Using is.na with Sapply function in R


Can anyone tell me what the line of code written below do?

sapply(X, function(x) sum(is.na(x))) / nrow(airports) * 100

What is understood is that it will drop NAs when it applies the sum function but keeps them in the matrix.

Any help is appreciated.

Thank you


Solution

  • Enough comments, time for an answer:

    sapply(X,      # apply to each item of X (each column, if X is a data frame)
      function(x)  # this function:
        sum(is.na(x))  # count the NAs
    ) / nrow(airports) * 100  # then divide the result by the number of rows in the the airports object
      # and multiply by 100
    

    In words, it counts the number of missing values in each column of X, then divides the result by the number of rows in airports and multiplies by 100. Calculating the percentage of missing values in each column, assuming X has the same number of rows as airports.

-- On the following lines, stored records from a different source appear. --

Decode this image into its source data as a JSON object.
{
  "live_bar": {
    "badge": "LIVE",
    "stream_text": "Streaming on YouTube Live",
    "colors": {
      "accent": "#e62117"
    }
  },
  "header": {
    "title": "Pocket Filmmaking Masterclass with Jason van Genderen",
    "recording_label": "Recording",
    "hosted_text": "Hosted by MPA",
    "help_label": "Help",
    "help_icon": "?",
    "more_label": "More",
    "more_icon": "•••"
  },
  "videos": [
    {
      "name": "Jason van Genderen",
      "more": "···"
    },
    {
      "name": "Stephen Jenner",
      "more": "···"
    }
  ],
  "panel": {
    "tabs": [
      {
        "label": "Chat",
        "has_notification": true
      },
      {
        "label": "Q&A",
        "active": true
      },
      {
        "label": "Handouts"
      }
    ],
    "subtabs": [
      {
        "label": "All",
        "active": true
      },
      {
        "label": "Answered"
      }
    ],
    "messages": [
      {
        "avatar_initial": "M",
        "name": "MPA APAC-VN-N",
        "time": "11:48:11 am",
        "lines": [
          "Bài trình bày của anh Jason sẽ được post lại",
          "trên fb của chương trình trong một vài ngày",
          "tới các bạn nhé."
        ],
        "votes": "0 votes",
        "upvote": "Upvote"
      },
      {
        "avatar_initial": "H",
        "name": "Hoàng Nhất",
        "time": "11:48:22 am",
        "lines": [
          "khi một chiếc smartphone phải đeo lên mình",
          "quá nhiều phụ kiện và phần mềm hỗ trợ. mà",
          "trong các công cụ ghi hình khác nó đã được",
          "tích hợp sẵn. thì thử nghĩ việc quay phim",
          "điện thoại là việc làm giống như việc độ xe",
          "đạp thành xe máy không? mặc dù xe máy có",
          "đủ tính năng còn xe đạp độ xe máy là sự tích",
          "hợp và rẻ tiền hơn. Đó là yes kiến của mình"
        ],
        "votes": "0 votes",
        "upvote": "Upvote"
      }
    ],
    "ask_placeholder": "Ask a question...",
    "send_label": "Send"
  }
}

    It's strange to mix and match the columns of X with the nrow(airports), I would expect those to be the same (that is, either sapply(airports, ...) / nrow(airports) or sapply(X, ...) / nrow(X).

    As I mentioned in comments, nothing is being "dropped". If you wanted to do a sum ignoring the NA values, you do sum(foo, na.rm = TRUE). Instead, here, *what is being summed is is.na(x), that is we are summing whether or not each value is missing: counting missing values. sum(is.na(foo)) is the idiomatic way to count the number of NA values in foo.

    In this case, where the goal is a percent not a count, we can simplify by using mean() instead of sum() / n:

    # slightly simpler, consistent object
    sapply(airports, function(x) mean(is.na(x))) * 100
    

    We could also use is.na() on the entire data so we don't need the "anonymous function":

    # rearrange for more simplicity
    sapply(is.na(airports), mean) * 100